Con melancolía, pensó que en pocas semanas nadie recordaría el Seminario, y que los jugosos sueldos de la cooperación europea le permitirían destinar las horas libres de su ridículo trabajo a vagar por entre iglesias barrocas y bares equívocos, y quizás ahorrar para construir su casita sobre el río, el proyecto que justificaba su blandura moral y sus hastíos curriculares, su melancolía del devenir, porque (al fin recordó los versos finales) todo pasa, huye lo que era firme, y solamente lo fugitivo permanece y dura.
CR
El soneto de Quevedo “A Roma, sepultada en sus ruinas” está en su Parnaso (lleva el número 6-b), y es recogido en casi todas las antologías.
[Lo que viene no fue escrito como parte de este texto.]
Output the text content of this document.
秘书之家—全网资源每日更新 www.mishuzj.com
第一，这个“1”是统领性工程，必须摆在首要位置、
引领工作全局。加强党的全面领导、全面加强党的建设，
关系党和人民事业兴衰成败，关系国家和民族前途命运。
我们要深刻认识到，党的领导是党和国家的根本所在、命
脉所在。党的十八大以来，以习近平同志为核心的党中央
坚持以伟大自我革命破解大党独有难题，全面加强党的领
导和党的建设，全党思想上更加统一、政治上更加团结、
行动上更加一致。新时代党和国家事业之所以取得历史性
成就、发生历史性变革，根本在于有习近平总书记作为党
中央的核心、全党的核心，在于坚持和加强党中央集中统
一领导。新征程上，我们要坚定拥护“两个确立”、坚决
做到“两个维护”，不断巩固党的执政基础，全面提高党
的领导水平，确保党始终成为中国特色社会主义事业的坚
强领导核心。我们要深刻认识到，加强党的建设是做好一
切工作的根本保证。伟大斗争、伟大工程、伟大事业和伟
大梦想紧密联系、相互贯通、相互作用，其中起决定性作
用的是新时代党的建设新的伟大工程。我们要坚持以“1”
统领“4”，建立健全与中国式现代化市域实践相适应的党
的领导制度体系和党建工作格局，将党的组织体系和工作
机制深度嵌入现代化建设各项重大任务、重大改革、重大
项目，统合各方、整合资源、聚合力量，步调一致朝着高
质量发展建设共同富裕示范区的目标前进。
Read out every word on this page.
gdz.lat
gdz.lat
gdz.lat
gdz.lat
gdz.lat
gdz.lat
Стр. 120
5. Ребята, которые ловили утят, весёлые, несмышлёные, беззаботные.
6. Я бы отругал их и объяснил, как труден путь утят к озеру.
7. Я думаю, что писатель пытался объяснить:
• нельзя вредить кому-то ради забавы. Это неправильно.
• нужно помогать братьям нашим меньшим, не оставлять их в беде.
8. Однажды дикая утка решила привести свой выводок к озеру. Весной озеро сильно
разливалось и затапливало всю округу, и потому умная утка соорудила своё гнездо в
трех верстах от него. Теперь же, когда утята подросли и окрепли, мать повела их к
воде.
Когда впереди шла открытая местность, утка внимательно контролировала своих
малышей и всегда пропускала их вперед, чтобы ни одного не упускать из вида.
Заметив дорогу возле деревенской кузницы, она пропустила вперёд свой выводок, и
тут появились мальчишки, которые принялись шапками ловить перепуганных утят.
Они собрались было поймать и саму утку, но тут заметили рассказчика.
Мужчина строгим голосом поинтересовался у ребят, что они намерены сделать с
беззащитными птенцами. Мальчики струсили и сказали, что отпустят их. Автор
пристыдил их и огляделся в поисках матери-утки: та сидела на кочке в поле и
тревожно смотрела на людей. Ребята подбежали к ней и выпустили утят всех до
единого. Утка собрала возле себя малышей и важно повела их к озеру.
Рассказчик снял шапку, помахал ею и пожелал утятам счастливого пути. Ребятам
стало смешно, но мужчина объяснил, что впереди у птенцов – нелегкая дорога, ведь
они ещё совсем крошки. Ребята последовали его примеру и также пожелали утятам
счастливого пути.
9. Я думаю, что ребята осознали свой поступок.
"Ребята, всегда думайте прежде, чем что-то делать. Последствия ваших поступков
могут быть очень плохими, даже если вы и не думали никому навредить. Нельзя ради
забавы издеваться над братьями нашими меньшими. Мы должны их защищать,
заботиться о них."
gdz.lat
De Quevedo, todo es recomendable: por citar algo en particular, el cáustico humor de su “Vida del Buscón llamado Don Pablillos”, las ironías contra su ilustre rival Góngora, y sus sonetos picarescos. En “Otras Inquisiciones”, Jorge Luis Borges analiza magistralmente su genio literario (no está en la red, que sepamos, así que a leerlo en el papel: ¡no todo es digital en esta vida!).
El proyecto de Zaha Hadid para el Museo de Arte Contemporáneo de Roma es uno de los grandes proyectos de la administración del alcalde romano Walter Ventroni. Junto con otros proyectos, de Renzo Piano, Massimiliano Fuksas, etc., aparecen continuamente en la excelente página italiana Arch´it.